American lawyer Michael Garcia, who heads up the investigatory arm of Fifa's ethics committee, has been looking into events surrounding the rights agency - which went bust in 2001 - that potentially implicate a number of senior football figures in a bribery scandal.
In a France Football interview quoted in the Guardian, Garcia said: "I've got to examine it like I would examine whatever else might raise the question: 'Have there been violations in the conduct of these people?'
"I've got to follow normal procedure and present this report to Judge [Hans-Joachim] Eckert, who's the president of the adjudication chamber; he'll read my report and take his decisions.
"I'll follow procedure, obviously informing the executive committee of what I'm doing.
"A timetable has been established. There's a meeting of the executive committee on 20 and 21 March. My goal is to have at least sent a preliminary report [by then]."
Those investigations surround World Cups in the 1990s, but there are also more recent events into which Garcia is looking.
Allegations continue to fly around concerning the bidding process for the 2018 and 2022 World Cups, won by Russia and Qatar, and Garcia has urged any witnesses to come forward.
"The time has come for people who have information to come to me," he said. "I haven't got any preconceived ideas on what's happened or what's not happened.

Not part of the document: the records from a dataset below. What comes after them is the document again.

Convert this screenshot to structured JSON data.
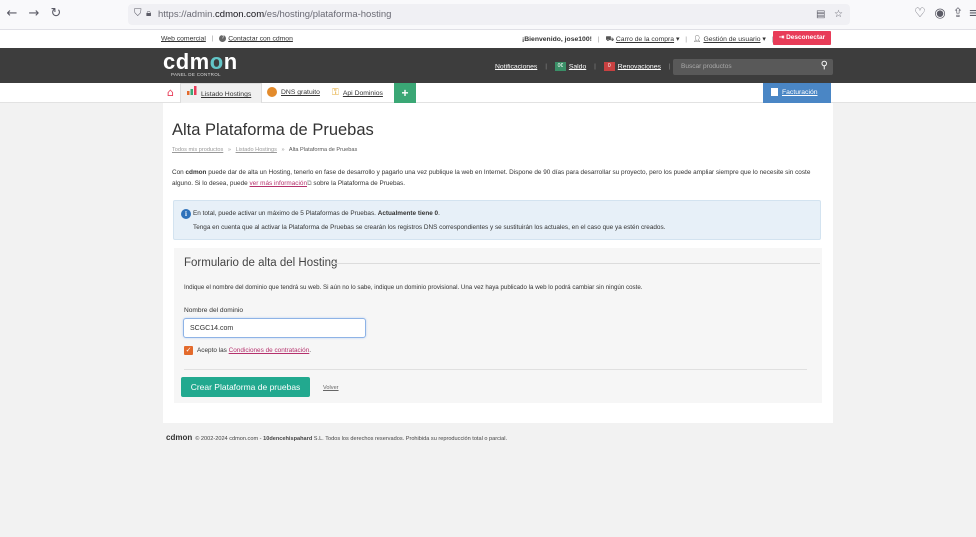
{
  "browser": {
    "url_prefix": "https://admin.",
    "url_domain": "cdmon.com",
    "url_suffix": "/es/hosting/plataforma-hosting"
  },
  "topbar": {
    "web_comercial": "Web comercial",
    "contactar": "Contactar con cdmon",
    "bienvenido": "¡Bienvenido, jose100!",
    "carro": "Carro de la compra",
    "gestion": "Gestión de usuario",
    "desconectar": "Desconectar"
  },
  "header": {
    "logo_main": "cdm",
    "logo_o": "o",
    "logo_n": "n",
    "logo_sub": "PANEL DE CONTROL",
    "notificaciones": "Notificaciones",
    "saldo_chip": "0€",
    "saldo": "Saldo",
    "renov_chip": "0",
    "renovaciones": "Renovaciones",
    "search_placeholder": "Buscar productos"
  },
  "nav": {
    "tabs": [
      "Listado Hostings",
      "DNS gratuito",
      "Api Dominios"
    ],
    "plus": "+",
    "facturacion": "Facturación"
  },
  "page": {
    "title": "Alta Plataforma de Pruebas",
    "breadcrumb": [
      "Todos mis productos",
      "Listado Hostings",
      "Alta Plataforma de Pruebas"
    ],
    "breadcrumb_sep": "»",
    "intro_pre": "Con ",
    "intro_bold": "cdmon",
    "intro_mid": " puede dar de alta un Hosting, tenerlo en fase de desarrollo y pagarlo una vez publique la web en Internet. Dispone de 90 días para desarrollar su proyecto, pero los puede ampliar siempre que lo necesite sin coste alguno. Si lo desea, puede ",
    "intro_link": "ver más información",
    "intro_post": " sobre la Plataforma de Pruebas.",
    "info_line1": "En total, puede activar un máximo de 5 Plataformas de Pruebas. ",
    "info_line1_bold": "Actualmente tiene 0",
    "info_line1_end": ".",
    "info_line2": "Tenga en cuenta que al activar la Plataforma de Pruebas se crearán los registros DNS correspondientes y se sustituirán los actuales, en el caso que ya estén creados."
  },
  "form": {
    "title": "Formulario de alta del Hosting",
    "description": "Indique el nombre del dominio que tendrá su web. Si aún no lo sabe, indique un dominio provisional. Una vez haya publicado la web lo podrá cambiar sin ningún coste.",
    "domain_label": "Nombre del dominio",
    "domain_value": "SCGC14.com",
    "accept_pre": "Acepto las ",
    "accept_link": "Condiciones de contratación",
    "accept_post": ".",
    "accept_checked": true,
    "submit": "Crear Plataforma de pruebas",
    "back": "Volver"
  },
  "footer": {
    "logo": "cdmon",
    "text_pre": "© 2002-2024 cdmon.com - ",
    "company": "10dencehispahard",
    "text_post": " S.L. Todos los derechos reservados. Prohibida su reproducción total o parcial."
  },
  "colors": {
    "accent_red": "#e83c58",
    "teal_button": "#22a98f",
    "header_dark": "#3d3d3d",
    "info_bg": "#e7f0f8"
  }
}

"Well [I'm saying to them]: 'If you truly believe it, the moment has come to show yourself. There are things that we can do, under the parameters of the code, that will protect your anonymity.'
"I will work with them under this report. What wouldn't be...useful would be that under this wide-ranging inquiry that I'm leading, later, there are people in it who say, 'Well, they got the facts wrong', when they knew that beforehand.

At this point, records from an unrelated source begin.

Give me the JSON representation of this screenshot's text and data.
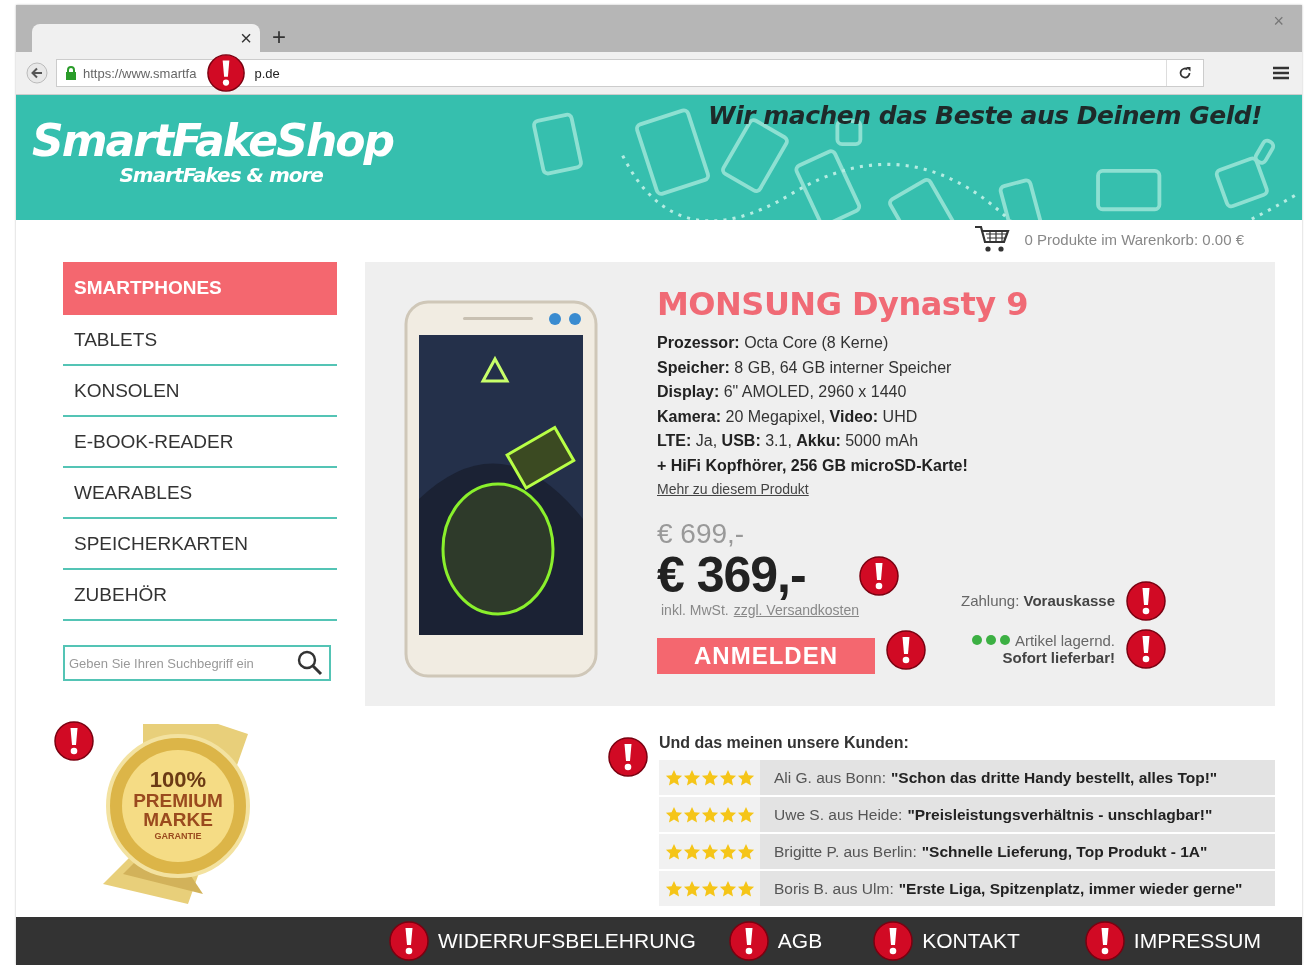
{
  "browser": {
    "tab_close": "×",
    "new_tab": "+",
    "window_close": "×",
    "url_parts": [
      "https://www.smartfa",
      "p.de"
    ]
  },
  "banner": {
    "logo": "SmartFakeShop",
    "tagline": "SmartFakes & more",
    "slogan": "Wir machen das Beste aus Deinem Geld!"
  },
  "cart": {
    "text": "0 Produkte im Warenkorb: 0.00 €"
  },
  "sidebar": {
    "items": [
      {
        "label": "SMARTPHONES",
        "selected": true
      },
      {
        "label": "TABLETS",
        "selected": false
      },
      {
        "label": "KONSOLEN",
        "selected": false
      },
      {
        "label": "E-BOOK-READER",
        "selected": false
      },
      {
        "label": "WEARABLES",
        "selected": false
      },
      {
        "label": "SPEICHERKARTEN",
        "selected": false
      },
      {
        "label": "ZUBEHÖR",
        "selected": false
      }
    ],
    "search": {
      "placeholder": "Geben Sie Ihren Suchbegriff ein"
    }
  },
  "badge": {
    "lines": [
      "100%",
      "PREMIUM",
      "MARKE",
      "GARANTIE"
    ]
  },
  "product": {
    "title": "MONSUNG Dynasty 9",
    "specs": [
      "**Prozessor:** Octa Core (8 Kerne)",
      "**Speicher:** 8 GB, 64 GB interner Speicher",
      "**Display:** 6\" AMOLED, 2960 x 1440",
      "**Kamera:** 20 Megapixel, **Video:** UHD",
      "**LTE:** Ja, **USB:** 3.1, **Akku:** 5000 mAh"
    ],
    "bonus": "+ HiFi Kopfhörer, 256 GB microSD-Karte!",
    "more_link": "Mehr zu diesem Produkt",
    "old_price": "€ 699,-",
    "price": "€ 369,-",
    "tax_note": "inkl. MwSt.",
    "shipping_link": "zzgl. Versandkosten",
    "payment": "Zahlung: **Vorauskasse**",
    "stock": "Artikel lagernd.",
    "delivery": "Sofort lieferbar!",
    "button": "ANMELDEN"
  },
  "reviews": {
    "heading": "Und das meinen unsere Kunden:",
    "items": [
      {
        "stars": 5,
        "author": "Ali G. aus Bonn:",
        "quote": "\"Schon das dritte Handy bestellt, alles Top!\""
      },
      {
        "stars": 5,
        "author": "Uwe S. aus Heide:",
        "quote": "\"Preisleistungsverhältnis - unschlagbar!\""
      },
      {
        "stars": 5,
        "author": "Brigitte P. aus Berlin:",
        "quote": "\"Schnelle Lieferung, Top Produkt - 1A\""
      },
      {
        "stars": 5,
        "author": "Boris B. aus Ulm:",
        "quote": "\"Erste Liga, Spitzenplatz, immer wieder gerne\""
      }
    ]
  },
  "footer": {
    "links": [
      "WIDERRUFSBELEHRUNG",
      "AGB",
      "KONTAKT",
      "IMPRESSUM"
    ]
  }
}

"You know something? Tell me! I'm working, working hard to uncover what's there or isn't there. [We've got] the framework, the channels through which people have got to come if they really think they have something to say. On whatever it might be! On whichever aspect of whichever question related to the World Cup. It is a message that has got to be heard.
"People have talked, written articles but what you have now is an official body which is in charge of this matter and it's important that people go see me to tell me what they've got [at their disposal]."